If you’ve ever made authentic sourdough products at home, you know that eventually taking care of your starter becomes a job in and of itself and that you are constantly looking for new ways to use it.
I refuse to simply “discard” any starter and am determined to make something with it (or give it away) each week. Luckily my family and I are pretty addicted to the sourdough English muffins that I make but still… I’m always looking for something new.
Enter this sourdough pretzel recipe. So soft… so fresh… so delicious and thankfully, so easy. They do take a while to make but are really pretty simple (just some waiting around for stuff to rise and such). Give ’em a try and let me know what you think.
Sourdough Pretzel Recipe
2 tablespoons butter
2 tablespoons sugar (divided)
1 cup hot water
1 1/2 cups starter
2 teaspoons kosher salt
3 cups all-purpose flour
1 cup bread flour
1/4 cup baking soda
Sea or kosher salt, for sprinkling
1. In a large bowl, dissolve butter and 1 tablespoon of sugar in the hot water.
2. Mix in the starter.
3. Add in the flour and mix well.
4. Your dough will be pretty stiff at this point.
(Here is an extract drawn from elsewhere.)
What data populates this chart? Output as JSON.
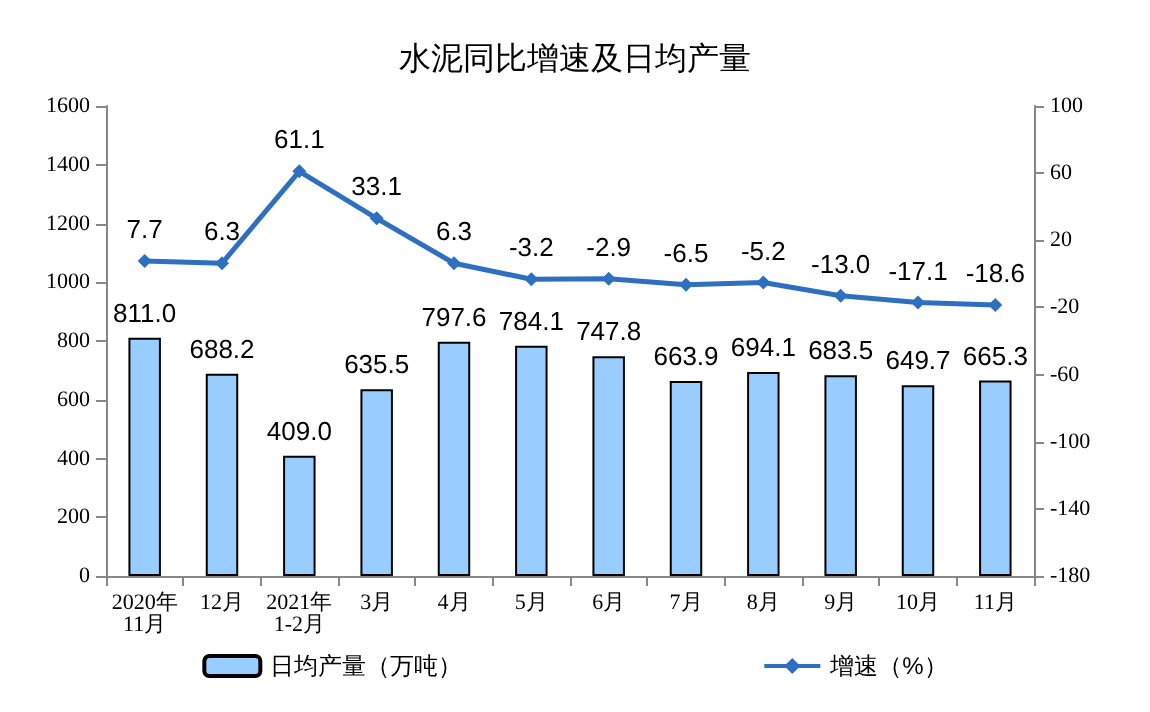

Scoop it onto a well-floured surface and begin to knead. Add in a little of the bread flour at a time, kneading well after each addition.
5. Once all of the bread flour has been added, knead well for several minutes until you get a good smooth, stiff dough.
6. Place in a well-oiled bowl, in a warm location and allow to rise for two hours.
7. Punch dough down and place on a well-floured surface. Knead a few times.
8. Roll dough into a log and cut into 16 pieces (for large pretzels) or 32 pieces (for mini-pretzels – this is what I did).
9. Roll each piece out into a long strip and form into a pretzel shape.
10. Bring a small pot of water to a boil. Add 1 tablespoon of sugar and the baking soda. Stir carefully.
11. Poach each pretzel in the water for about a minute. Remove from water and allow to drain on a cooling rack.
12. Heat oven to 450 degrees. Beat egg lightly and brush each pretzel with the egg. Sprinkle with salt.
13. Transfer pretzels to a greased baking sheet and bake for 15 minutes.
These are delicious right out of the oven but will keep for about a week. They can also be frozen and reheated. For a sweet twist, skip the salt and brush with butter after they are baked and dust with cinnamon and sugar.